А пока я жил без этого. Через несколько дней после моего приезда состоялась новогодняя встреча нашего курса, и я на ней присутствовал. Об этой встрече я уже упоминал — это та самая встреча, во время которой я провокационно обращался к Грачевскому как к знатоку лагерного быта. Но сейчас я хочу говорить не о нем, а о других. Несмотря на семь лет разлуки и на то, что все мои сокурсники уже давно окончили институт и как-то функционировали в литературе или возле нее, а я по сравнению с ними был аутсайдером, воспринимали они меня как своего. Но такого своего, который повидал то, чего остальные не видели… Думаю, что и раньше, как и потом, до самой эмиграции, они не переставали ощущать меня своим. Как и я их. Но тогда к этому примешивался еще жгучий интерес и естественное любопытство.
А время было странное. Заключенных, — пусть пока не в массовом порядке, а только тех, кто подпал под амнистию, и тех, кого к этому времени по одному успели под нее подвести, — уже отпускали. Их встречали как героев. Особенно старых большевиков — в них еще видели светочей истины и честности, даже страдальцев за это… Что ж, сравнительно со Сталиным и его выдвиженцами «честный коммунизм», возможно, так и выглядит. И так выглядел для нас — ведь тогда никто еще и не думал отказываться от коммунизма. Но Сталин, хоть его все реже поминали в статьях и речах, официально все еще оставался вождем всего прогрессивного человечества и корифеем всех наук. И многим казался неприкасаемым.

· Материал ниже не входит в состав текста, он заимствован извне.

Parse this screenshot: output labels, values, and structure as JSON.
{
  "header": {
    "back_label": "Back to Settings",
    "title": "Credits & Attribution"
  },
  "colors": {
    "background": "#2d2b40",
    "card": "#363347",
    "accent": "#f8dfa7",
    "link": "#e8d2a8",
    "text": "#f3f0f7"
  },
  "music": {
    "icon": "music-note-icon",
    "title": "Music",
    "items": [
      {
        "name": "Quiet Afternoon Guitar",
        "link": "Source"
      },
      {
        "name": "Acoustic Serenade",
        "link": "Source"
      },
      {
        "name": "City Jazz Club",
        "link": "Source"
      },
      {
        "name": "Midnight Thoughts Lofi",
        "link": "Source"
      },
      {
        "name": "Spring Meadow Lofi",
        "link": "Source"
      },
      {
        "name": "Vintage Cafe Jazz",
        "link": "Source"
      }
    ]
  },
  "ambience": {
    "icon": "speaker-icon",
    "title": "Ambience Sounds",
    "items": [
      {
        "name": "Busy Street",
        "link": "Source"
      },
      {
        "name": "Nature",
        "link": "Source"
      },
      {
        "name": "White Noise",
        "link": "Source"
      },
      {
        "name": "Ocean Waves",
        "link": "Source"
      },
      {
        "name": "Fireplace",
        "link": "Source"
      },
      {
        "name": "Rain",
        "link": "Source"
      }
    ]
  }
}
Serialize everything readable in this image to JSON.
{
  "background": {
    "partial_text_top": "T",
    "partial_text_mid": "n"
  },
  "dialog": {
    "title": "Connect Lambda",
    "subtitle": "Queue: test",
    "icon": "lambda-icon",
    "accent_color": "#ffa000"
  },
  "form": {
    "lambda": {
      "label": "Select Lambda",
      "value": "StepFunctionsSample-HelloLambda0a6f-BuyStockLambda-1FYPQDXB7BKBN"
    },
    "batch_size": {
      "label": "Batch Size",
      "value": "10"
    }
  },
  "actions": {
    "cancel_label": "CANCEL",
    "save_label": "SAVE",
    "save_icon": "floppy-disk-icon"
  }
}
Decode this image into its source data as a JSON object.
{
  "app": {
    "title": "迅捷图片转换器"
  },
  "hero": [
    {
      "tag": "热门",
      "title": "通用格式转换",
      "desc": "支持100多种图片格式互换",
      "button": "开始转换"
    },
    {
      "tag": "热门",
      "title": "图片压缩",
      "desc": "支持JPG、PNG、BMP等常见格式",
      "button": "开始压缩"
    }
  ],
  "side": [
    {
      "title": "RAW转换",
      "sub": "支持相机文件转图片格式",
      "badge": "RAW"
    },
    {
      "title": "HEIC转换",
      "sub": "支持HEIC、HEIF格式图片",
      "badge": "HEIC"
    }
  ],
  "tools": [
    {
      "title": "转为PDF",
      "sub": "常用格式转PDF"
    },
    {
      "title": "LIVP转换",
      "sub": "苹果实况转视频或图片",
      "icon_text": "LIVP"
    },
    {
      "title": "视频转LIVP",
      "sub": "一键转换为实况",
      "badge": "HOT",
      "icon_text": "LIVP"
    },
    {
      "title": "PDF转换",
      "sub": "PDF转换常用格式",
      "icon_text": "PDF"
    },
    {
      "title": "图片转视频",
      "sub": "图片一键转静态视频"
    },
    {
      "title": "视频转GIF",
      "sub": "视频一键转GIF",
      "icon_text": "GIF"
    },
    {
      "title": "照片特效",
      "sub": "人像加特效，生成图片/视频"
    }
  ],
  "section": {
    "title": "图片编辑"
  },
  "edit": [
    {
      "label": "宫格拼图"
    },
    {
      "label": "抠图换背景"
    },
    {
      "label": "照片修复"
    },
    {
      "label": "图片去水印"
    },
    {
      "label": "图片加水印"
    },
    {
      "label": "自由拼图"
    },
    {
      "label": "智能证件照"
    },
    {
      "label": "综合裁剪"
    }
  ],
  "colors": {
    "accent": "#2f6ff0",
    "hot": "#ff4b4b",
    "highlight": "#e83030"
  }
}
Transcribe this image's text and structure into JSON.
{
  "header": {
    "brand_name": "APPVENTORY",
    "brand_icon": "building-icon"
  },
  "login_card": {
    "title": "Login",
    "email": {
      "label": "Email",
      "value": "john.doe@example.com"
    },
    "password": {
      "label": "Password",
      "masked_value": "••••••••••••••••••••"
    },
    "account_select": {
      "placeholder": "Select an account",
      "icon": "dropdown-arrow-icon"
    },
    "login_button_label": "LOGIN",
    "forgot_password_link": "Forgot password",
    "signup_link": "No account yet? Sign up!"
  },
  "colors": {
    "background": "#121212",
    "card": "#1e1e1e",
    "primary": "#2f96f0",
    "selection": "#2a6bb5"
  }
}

Помню такой эпизод из тогдашней жизни. Весной я готовился к экзаменам с другим студентом-заочником, живущим в провинции, парнем совсем неглупым. Были мы друг с другом абсолютно откровенны. После какого-то особенно резкого и непочтительного выражения об «отце народов» парень вполне по-дружески меня предупредил:
— Ты с этим поосторожней… А то опять попадешь…
Это не было несогласием. Он знал мои стихи на эту тему, и это вовсе не рождало в нем протеста. Просто до его окружения в том городе, где он жил, еще не дошло, что с «этим» теперь уже можно и не так осторожничать — другое время. Через год, уже после XX съезда, он мне сказал:
— Теперь тебе должны дать квартиру.
— Почему? — удивился я. В квартире (и в прописке, кстати) я действительно тогда остро нуждался, считал, что имею на это право, но не мог взять в толк, почему мне должны ее дать именно сейчас…
— А потому, что ты про Сталина правильно говорил и писал… Подай заявление[1], увидишь.
Я был удивлен еще больше. Дело не только в том, что в успех такого заявления я начисто не верил — я просто не смог бы составить такое заявление. Я писал свои стихи потому, что у меня была потребность их писать, меня никто об этом не просил, я никому не делал этим одолжения. Наградой мне могло быть только внимание и благодарность читателя. Требовать за это иной компенсации представлялось мне чем-то противоестественным. Это значило бы не уважать себя и того, что я делал. Претендовать же на квартиру и прописку я и по своим представлениям имел право. Но не за заслуги, а на общих основаниях — как все репрессированные. Да, квартиры у меня не было и до ареста, но меня на семь лет выбросили из моей жизни; и такая компенсация была бы и необходима, и справедлива… Примерно так я и объяснил приятелю, и он со мной согласился. Впрочем, я рассказываю сейчас не о приятеле, а об атмосфере, в которой мы все жили.
Но это было уже через год, когда, пусть еще и не начав решать свою квартирную проблему, мы уже все-таки где-то жили, нашли жилье. Как это произошло? Тоже случайно. Однажды я встретил на улице своего друга, поэта Михаила Львова, мы поговорили — обо всем. В том числе и о моем житье-бытье, и Миша, узнав, как обстоят мои дела, вдруг вспомнил о двух своих знакомых, пожилых латышках, старых большевичках, которые просили его найти им надежного зимнего жильца для их дачи в Тарасовке, и предложил мне похлопотать за меня. Я, естественно, согласился, и дело сладилось. Сошлись мы быстро — я ведь и сам был тогда по духу старым большевиком. Имена и отчества этих добрых женщин я, к сожалению, забыл, хотя до сих пор храню благодарность и теплое чувство к ним.